You’ll have seen the recent news about the Commons science and technology committee’s report on the abortion law. Dorries was one of two members of that committee (the other was Bob Spinks) who didn’t agree with the report’s findings and issued their own “minority report“.
In that report they say this:
We were greatly concerned to read in the Guardian on 27 October an article clearly aimed at undermining the credibility of Professor John Wyatt, which contained detailed information about Wyatt’s evidence, which was passed by him to the committee after his oral evidence session, and which could only have been passed on to the journalist concerned by a member of the Select Committee.
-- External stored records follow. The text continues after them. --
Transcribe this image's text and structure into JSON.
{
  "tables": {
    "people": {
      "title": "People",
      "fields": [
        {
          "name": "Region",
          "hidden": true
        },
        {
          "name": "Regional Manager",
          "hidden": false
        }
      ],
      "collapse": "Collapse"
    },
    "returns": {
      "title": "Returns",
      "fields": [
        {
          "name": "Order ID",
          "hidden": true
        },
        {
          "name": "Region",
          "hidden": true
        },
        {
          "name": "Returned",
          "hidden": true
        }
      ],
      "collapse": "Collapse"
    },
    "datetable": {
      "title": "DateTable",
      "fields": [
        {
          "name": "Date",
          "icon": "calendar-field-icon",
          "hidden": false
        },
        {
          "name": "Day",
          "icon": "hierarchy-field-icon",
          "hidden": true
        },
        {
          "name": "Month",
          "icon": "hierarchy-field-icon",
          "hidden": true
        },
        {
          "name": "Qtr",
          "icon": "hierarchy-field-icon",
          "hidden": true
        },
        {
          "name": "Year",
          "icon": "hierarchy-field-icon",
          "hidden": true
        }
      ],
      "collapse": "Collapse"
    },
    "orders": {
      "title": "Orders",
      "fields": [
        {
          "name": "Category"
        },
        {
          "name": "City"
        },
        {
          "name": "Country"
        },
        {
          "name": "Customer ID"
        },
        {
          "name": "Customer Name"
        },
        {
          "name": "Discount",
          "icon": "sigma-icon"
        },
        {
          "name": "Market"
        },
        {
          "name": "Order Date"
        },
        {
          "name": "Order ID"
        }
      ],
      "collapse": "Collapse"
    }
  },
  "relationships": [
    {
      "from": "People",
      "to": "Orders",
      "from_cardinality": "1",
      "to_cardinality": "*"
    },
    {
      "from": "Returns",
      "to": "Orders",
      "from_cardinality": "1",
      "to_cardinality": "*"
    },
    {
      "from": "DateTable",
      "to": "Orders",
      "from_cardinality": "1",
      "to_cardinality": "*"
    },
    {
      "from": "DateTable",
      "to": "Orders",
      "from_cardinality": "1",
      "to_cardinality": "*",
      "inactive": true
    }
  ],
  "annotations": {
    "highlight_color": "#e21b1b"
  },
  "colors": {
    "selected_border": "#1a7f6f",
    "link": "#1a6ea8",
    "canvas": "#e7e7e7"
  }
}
There should be an enquiry about how this information got into the public domain and as to whether such a personal attack represents a serious breach of parliamentary procedure..
The author of the article in question was Ben Goldacre of the Bad Science web site. In a blog posting, Goldacre points out that the information that Dorries and Spinks are so concerned about him having access to is all in the public domain.
Readers of Goldacre’s blog tried valiantly to post comments to Dorries’ blog explaining her error, but none of these comments were published. Eventually Dorries posted another entry on her blog explaining that she would no longer be publishing any comments on blog. She claims that it’s because she doesn’t have time to moderate the comments before posting them. A cynic may well think that it’s because she doesn’t want to run the risk of people pointing out her errors.
And this is, of course, where Dorries’ web site loses all right to be called a blog. Too many politicians are deliberately misunderstanding the point of blogging. A blog is a great way to build up an interaction with your audience (in the case of an MP, your constituents) but too often these days we see blogs just being used as a monologue rather than a conversation. Even when sites allow comments, too many people prefer to remove (or not publish in the first place) comments that show them in a bad light or try to hold them accountable for their mistakes.
Of course, people should be free to publish or not publish whatever they want on their web sites. but if you’re not prepared to have a decent conversation with your readers, then don’t call it a blog. It’s just a marketing tool.